If you have multiple inputs or outputs they need to be delimited with a comma (as seen above). This is a very common mistake when writing Snakemake workflows. The parser will complain, but sometimes the error message can be difficult to interpret.

Now try to construct this rule yourself and name it concatenate_a_and_b. The syntax for concatenating two files in Bash is cat first_file.txt second_file.txt > output_file.txt. Call the output c.txt. Run the workflow in Snakemake and validate that the output looks as expected.

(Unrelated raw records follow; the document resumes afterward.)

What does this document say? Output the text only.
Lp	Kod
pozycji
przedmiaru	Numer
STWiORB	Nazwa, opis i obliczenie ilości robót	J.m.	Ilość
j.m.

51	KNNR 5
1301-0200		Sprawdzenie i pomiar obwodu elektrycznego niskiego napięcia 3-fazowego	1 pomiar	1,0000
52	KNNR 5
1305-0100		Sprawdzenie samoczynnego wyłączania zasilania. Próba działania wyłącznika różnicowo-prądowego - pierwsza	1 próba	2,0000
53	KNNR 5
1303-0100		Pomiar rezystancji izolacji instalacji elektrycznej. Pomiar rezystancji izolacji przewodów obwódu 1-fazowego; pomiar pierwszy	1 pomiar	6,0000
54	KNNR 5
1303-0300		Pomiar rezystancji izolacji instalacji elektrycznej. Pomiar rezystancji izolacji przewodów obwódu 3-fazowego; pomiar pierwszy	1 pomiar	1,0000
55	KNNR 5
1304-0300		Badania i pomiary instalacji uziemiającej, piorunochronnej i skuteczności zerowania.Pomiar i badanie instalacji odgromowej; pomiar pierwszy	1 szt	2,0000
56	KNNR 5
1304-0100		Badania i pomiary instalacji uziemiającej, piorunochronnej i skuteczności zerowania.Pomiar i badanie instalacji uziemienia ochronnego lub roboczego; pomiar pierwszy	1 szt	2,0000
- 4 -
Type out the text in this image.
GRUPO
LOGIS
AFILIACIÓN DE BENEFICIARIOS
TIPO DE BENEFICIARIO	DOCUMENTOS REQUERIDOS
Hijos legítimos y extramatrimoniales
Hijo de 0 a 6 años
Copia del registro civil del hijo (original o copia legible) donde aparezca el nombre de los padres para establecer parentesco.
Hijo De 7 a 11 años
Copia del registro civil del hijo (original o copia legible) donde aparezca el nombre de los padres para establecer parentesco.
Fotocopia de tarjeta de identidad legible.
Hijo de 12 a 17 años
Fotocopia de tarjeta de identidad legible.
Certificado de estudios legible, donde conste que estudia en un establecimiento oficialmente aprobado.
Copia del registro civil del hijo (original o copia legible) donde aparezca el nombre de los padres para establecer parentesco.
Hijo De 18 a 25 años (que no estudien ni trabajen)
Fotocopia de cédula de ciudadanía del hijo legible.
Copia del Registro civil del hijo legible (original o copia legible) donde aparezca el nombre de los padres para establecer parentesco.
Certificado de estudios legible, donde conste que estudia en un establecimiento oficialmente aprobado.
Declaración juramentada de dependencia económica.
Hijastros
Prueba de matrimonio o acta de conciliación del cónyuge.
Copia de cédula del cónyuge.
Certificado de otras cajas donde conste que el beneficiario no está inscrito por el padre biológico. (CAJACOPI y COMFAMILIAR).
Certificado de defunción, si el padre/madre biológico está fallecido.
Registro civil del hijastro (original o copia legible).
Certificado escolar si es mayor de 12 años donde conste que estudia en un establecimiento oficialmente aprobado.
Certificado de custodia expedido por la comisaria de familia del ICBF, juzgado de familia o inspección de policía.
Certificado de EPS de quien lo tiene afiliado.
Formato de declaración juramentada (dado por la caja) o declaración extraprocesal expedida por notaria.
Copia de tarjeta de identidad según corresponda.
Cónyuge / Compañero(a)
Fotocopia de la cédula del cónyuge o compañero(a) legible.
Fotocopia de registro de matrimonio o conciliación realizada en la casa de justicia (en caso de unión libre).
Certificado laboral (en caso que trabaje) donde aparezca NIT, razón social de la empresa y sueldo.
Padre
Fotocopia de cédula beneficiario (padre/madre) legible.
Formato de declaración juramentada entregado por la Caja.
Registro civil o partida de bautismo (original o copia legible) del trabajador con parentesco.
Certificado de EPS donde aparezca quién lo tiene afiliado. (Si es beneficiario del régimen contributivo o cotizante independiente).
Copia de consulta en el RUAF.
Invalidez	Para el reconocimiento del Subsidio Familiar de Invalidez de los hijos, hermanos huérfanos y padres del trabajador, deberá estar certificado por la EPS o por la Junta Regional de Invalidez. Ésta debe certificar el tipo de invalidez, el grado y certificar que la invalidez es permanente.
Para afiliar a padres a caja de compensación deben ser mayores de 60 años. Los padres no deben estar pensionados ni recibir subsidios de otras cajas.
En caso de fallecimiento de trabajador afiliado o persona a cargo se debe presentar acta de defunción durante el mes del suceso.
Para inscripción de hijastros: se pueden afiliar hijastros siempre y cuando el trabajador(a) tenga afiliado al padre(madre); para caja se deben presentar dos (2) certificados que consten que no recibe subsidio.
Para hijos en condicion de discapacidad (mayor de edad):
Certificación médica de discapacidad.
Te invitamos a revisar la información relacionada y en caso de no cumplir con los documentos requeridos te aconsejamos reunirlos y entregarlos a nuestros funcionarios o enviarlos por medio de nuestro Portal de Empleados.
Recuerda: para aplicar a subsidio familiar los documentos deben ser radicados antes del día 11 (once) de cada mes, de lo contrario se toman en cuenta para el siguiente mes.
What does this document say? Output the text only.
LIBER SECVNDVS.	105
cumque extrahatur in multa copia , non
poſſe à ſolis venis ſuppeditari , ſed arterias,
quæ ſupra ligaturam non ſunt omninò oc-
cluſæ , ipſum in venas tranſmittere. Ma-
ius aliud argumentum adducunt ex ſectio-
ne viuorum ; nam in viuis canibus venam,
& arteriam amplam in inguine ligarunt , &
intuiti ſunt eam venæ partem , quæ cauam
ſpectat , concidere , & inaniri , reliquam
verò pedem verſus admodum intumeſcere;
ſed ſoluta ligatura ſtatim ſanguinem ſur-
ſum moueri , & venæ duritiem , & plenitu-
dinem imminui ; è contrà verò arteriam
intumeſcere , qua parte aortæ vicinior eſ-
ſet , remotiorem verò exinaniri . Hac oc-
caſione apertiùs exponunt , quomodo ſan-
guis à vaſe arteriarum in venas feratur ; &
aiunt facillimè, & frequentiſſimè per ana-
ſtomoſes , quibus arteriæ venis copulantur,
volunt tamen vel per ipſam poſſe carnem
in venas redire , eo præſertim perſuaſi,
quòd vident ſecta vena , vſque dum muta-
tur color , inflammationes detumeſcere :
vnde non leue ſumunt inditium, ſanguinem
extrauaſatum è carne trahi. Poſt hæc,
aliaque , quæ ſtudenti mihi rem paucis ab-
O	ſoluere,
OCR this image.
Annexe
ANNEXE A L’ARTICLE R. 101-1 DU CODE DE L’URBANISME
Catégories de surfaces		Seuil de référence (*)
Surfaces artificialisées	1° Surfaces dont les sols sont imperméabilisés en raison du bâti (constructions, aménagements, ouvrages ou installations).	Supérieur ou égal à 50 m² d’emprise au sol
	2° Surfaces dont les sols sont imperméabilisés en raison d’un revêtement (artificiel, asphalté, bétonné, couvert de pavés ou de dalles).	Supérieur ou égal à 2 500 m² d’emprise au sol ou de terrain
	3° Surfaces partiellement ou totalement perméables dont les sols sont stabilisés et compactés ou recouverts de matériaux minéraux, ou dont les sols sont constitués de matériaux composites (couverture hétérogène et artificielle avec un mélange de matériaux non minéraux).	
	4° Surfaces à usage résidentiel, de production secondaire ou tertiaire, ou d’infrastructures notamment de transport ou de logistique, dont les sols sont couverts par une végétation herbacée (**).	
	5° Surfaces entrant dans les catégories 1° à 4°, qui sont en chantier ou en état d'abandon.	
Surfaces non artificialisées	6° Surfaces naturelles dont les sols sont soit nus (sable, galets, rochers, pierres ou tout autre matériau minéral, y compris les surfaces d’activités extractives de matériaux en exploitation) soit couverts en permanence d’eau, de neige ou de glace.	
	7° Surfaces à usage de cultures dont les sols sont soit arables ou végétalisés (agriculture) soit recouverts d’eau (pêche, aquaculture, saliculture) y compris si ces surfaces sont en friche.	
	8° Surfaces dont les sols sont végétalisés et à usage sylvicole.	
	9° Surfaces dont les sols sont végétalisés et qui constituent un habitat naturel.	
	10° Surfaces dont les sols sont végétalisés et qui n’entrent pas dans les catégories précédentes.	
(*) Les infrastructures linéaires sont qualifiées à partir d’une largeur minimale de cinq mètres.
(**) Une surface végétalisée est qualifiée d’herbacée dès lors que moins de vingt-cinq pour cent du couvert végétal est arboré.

Wouldn’t it be nice if our workflow could be used for any files, not just a.txt and b.txt? We can achieve this by using named wildcards (or in other ways as we will discuss later). As we’ve mentioned, Snakemake looks at all the rules it has available and tries to assign values to all wildcards so that the targeted files can be generated. We therefore have to name the output file in a way so that it also contains information about which input files it should be based on. Try to figure out how to do this yourself. If you’re stuck you can look at the spoiler below, but spend some time on it before you look. Also rename the rule to concatenate_files to reflect its new more general use.

Click to show

rule concatenate_files:
    output:
        "{first}_{second}.txt"    
    input:
        "{first}.upper.txt",
        "{second}.upper.txt"
    shell:
        """
        cat {input[0]} {input[1]} > {output}
        """

We can now control which input files to use by the name of the file we ask Snakemake to generate. Run the workflow without the flag -n (or --dry-run) to execute both rules, providing one core with -c 1 (or --cores 1):

$ snakemake a_b.txt -c 1

Building DAG of jobs...
Using shell: /bin/bash
Provided cores: 1 (use --cores to define parallelism)
Rules claiming more threads will be scaled down.
Job stats:
job                      count    min threads    max threads
---------------------  -------  -------------  -------------
concatenate_files            1              1              1
convert_to_upper_case        2              1              1
total                        3              1              1

Select jobs to execute...

[Mon Oct 25 16:51:52 2021]
rule convert_to_upper_case:
    input: b.txt
    output: b.upper.txt
    jobid: 2
    wildcards: some_name=b
    resources: tmpdir=/var/folders/p0/6z00kpv16qbf_bt52y4zz2kc0000gp/T

[Mon Oct 25 16:51:53 2021]
Finished job 2.
1 of 3 steps (33%) done
Select jobs to execute...

[Mon Oct 25 16:51:53 2021]
rule convert_to_upper_case:
    input: a.txt
    output: a.upper.txt
    jobid: 1
    wildcards: some_name=a
    resources: tmpdir=/var/folders/p0/6z00kpv16qbf_bt52y4zz2kc0000gp/T

[Mon Oct 25 16:51:53 2021]
Finished job 1.
2 of 3 steps (67%) done
Select jobs to execute...

[Mon Oct 25 16:51:53 2021]
rule concatenate_files:
    input: a.upper.txt, b.upper.txt
    output: a_b.txt
    jobid: 0
    wildcards: first=a, second=b
    resources: tmpdir=/var/folders/p0/6z00kpv16qbf_bt52y4zz2kc0000gp/T

[Mon Oct 25 16:51:53 2021]
Finished job 0.
3 of 3 steps (100%) done

Neat!

Tip
You can name a file whatever you want in a Snakemake workflow, but you will find that everything falls into place much nicer if the filename reflects the file’s path through the workflow, e.g. sample_a.trimmed.deduplicated.sorted.bam.

Quick recap
In this section we’ve learned:

How a simple Snakemake rule looks.

How to define target files when executing a workflow.

How to use named wildcards for writing generic and flexible rules.